Neural networks are more and more widely used in medical sciences [37, 42, 45, 54, 60]. In cardiology, they are used, inter alia, to assess the status of cardiovascular system [43], to predict the risk of coronary heart disease [35] in ECG analysis [36, 56] or echocardiography [59]. In neurology, neural networks are used to predict a response to pharmacological treatment in Alzheimer’s disease [39]. In radiology, neural networks are effectively used to support the diagnosis of breast tumors [58], lung tumors [22], or liver tumors [38]. Automatic cytological screening of cervical carcinoma is a flagship example of the application of neural networks [8]. Neural networks were also used to predict complications following some medical procedures, e.g., percutaneous endoscopic gastrostomy [55], gastrectomy in patients with gastric carcinoma [14], laparoscopic cholecystectomy [20], or the mortality rate after cardiosurgical procedures [44]. The results of studies using the artificial intelligence methods in biomedical sciences are varied. Much better results are obtained in research using objective measurement data, e.g., the parameters of mammographic image [58], CT image [13], or results of laboratory tests [40]. In situations with the participation of the so-called human factor, the obtained results are slightly worse. The sensitivity and specificity of the ANN model in predicting conversion to laparotomy in patients who received laparoscopic cholecystectomy were 67 and 99 %, respectively [20]. The accuracy of ANN in predicting postoperative complications in patients receiving operative treatment because of gastric carcinoma was 84.16 % [14]. In the study investigating the possibilities of predicting pathologic pressure drop in patients under general anesthesia, the sensitivity and specificity of the ANN model were 74.4 and 85.6 %, respectively, with the accuracy of 82.3 % [2].

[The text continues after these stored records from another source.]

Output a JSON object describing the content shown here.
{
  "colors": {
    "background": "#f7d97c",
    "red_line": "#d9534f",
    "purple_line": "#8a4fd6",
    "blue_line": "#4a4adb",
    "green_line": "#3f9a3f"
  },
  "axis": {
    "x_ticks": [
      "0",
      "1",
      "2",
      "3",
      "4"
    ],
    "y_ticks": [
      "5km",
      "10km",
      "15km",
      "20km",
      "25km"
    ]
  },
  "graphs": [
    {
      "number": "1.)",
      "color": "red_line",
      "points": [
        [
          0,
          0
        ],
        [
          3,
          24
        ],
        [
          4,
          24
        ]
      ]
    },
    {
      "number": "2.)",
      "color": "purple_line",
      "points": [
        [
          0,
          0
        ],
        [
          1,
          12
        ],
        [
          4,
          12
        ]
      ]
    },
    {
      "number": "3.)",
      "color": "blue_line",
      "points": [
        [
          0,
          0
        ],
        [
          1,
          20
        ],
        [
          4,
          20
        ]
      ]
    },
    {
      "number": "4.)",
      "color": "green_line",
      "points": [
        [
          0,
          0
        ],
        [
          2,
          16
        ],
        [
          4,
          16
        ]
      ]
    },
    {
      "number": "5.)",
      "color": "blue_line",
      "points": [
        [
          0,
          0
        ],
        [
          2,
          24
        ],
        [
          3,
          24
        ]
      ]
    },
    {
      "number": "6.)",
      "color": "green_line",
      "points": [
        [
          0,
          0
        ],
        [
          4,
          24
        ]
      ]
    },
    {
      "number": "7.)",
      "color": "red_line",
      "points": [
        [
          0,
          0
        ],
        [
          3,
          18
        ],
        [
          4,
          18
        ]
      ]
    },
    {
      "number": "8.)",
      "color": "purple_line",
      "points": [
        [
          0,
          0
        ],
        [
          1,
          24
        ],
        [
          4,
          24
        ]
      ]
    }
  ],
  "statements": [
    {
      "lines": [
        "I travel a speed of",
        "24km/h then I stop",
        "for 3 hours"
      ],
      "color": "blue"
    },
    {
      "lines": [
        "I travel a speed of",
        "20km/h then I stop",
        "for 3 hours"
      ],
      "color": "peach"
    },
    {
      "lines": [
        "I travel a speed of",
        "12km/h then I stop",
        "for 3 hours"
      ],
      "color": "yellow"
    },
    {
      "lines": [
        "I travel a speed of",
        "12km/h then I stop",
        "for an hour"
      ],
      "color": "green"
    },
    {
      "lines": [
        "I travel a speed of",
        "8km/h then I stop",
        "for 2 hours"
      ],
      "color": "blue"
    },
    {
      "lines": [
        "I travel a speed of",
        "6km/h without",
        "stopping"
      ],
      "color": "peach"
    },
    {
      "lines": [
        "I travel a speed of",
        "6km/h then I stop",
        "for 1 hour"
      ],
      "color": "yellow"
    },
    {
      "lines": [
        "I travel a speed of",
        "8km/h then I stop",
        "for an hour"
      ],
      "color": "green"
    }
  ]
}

In general, our results do not differ from above-cited works. The more detailed comparative analysis is impossible to perform, because similar reports regarding the prediction of perioperative complications of cervical cancer treatment have not been published yet.

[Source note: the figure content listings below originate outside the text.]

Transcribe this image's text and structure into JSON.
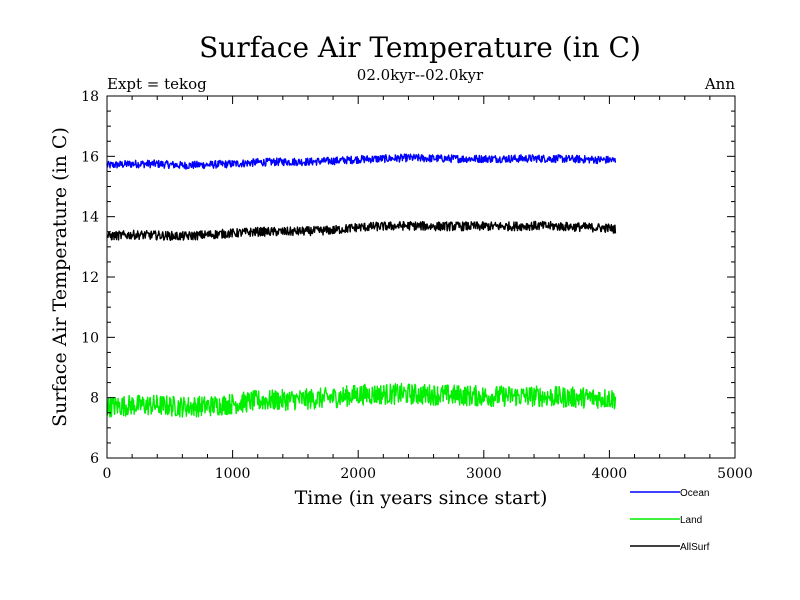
{
  "chart_data": {
    "type": "line",
    "title": "Surface Air Temperature (in C)",
    "subtitle": "02.0kyr--02.0kyr",
    "experiment_label": "Expt = tekog",
    "season_label": "Ann",
    "xlabel": "Time (in years since start)",
    "ylabel": "Surface Air Temperature (in C)",
    "xlim": [
      0,
      5000
    ],
    "ylim": [
      6,
      18
    ],
    "x_ticks": [
      0,
      1000,
      2000,
      3000,
      4000,
      5000
    ],
    "y_ticks": [
      6,
      8,
      10,
      12,
      14,
      16,
      18
    ],
    "x_tick_labels": [
      "0",
      "1000",
      "2000",
      "3000",
      "4000",
      "5000"
    ],
    "y_tick_labels": [
      "6",
      "8",
      "10",
      "12",
      "14",
      "16",
      "18"
    ],
    "grid": false,
    "legend_position": "bottom-right, below plot",
    "x": [
      0,
      200,
      400,
      600,
      800,
      1000,
      1200,
      1400,
      1600,
      1800,
      2000,
      2200,
      2400,
      2600,
      2800,
      3000,
      3200,
      3400,
      3600,
      3800,
      4000,
      4050
    ],
    "series": [
      {
        "name": "Ocean",
        "color": "#0000ff",
        "noise_amplitude": 0.13,
        "values": [
          15.7,
          15.75,
          15.75,
          15.7,
          15.72,
          15.75,
          15.8,
          15.82,
          15.82,
          15.85,
          15.9,
          15.92,
          15.95,
          15.93,
          15.92,
          15.92,
          15.92,
          15.93,
          15.92,
          15.9,
          15.88,
          15.85
        ]
      },
      {
        "name": "Land",
        "color": "#00ee00",
        "noise_amplitude": 0.35,
        "values": [
          7.7,
          7.75,
          7.75,
          7.7,
          7.72,
          7.8,
          7.9,
          7.92,
          7.95,
          8.0,
          8.1,
          8.12,
          8.12,
          8.1,
          8.08,
          8.05,
          8.05,
          8.05,
          8.02,
          8.0,
          7.98,
          7.95
        ]
      },
      {
        "name": "AllSurf",
        "color": "#000000",
        "noise_amplitude": 0.15,
        "values": [
          13.35,
          13.4,
          13.38,
          13.35,
          13.4,
          13.45,
          13.5,
          13.5,
          13.52,
          13.55,
          13.65,
          13.68,
          13.7,
          13.68,
          13.68,
          13.68,
          13.68,
          13.7,
          13.68,
          13.65,
          13.62,
          13.58
        ]
      }
    ]
  }
}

Evolutionary computation methods have also been applied in medical domains. Pena-Reyes and Sipper [46] provide an overview of evolutionary algorithms such as GAs, GP or evolution strategies in medical diagnosis, prognosis, imaging, signal processing, planning, and scheduling. Artificial neural networks were confronted to GP algorithm in medical data mining problem by Brameier and Banzhaf [9], who compared the models in the classification of six repository data sets. On the basis of a GP system, an evolutionary predictive model was built, which can be applied to diagnose a chest pain [7]. However, to the best knowledge of the authors, the applications of gene expression programming in medicine domain have not been proposed yet.

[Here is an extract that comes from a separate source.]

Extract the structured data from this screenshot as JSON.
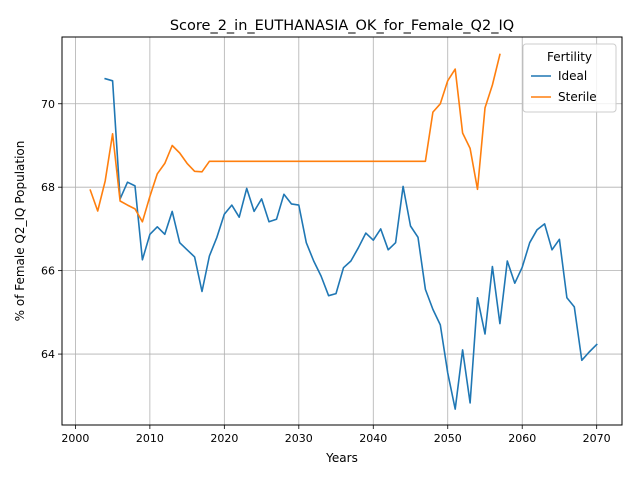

The weakness of this study is a small number of data examples. However, it is necessary to emphasize that the collection of a significantly greater material is difficult nowadays, because of a decline in the overall incidence of cervical cancer. Population-based screening programs have improved detection of the preinvasive and early stages of cancer, what have led up to decline in the incidence of advanced disease. Nonetheless, the verification of the presented results on the basis of a greater material is by all means justified. Undoubtedly, the advantage of this contribution is its prospective form and the homogeneity of the material. In comparison with the repository databases, the presented results are derived from the single institution, which represent coherent therapeutic concept for the cervical cancer treatment. An experienced team of gynecological surgeons, applying the rules of established operating school, eliminates the risk of randomness of the results and enhances their reliability.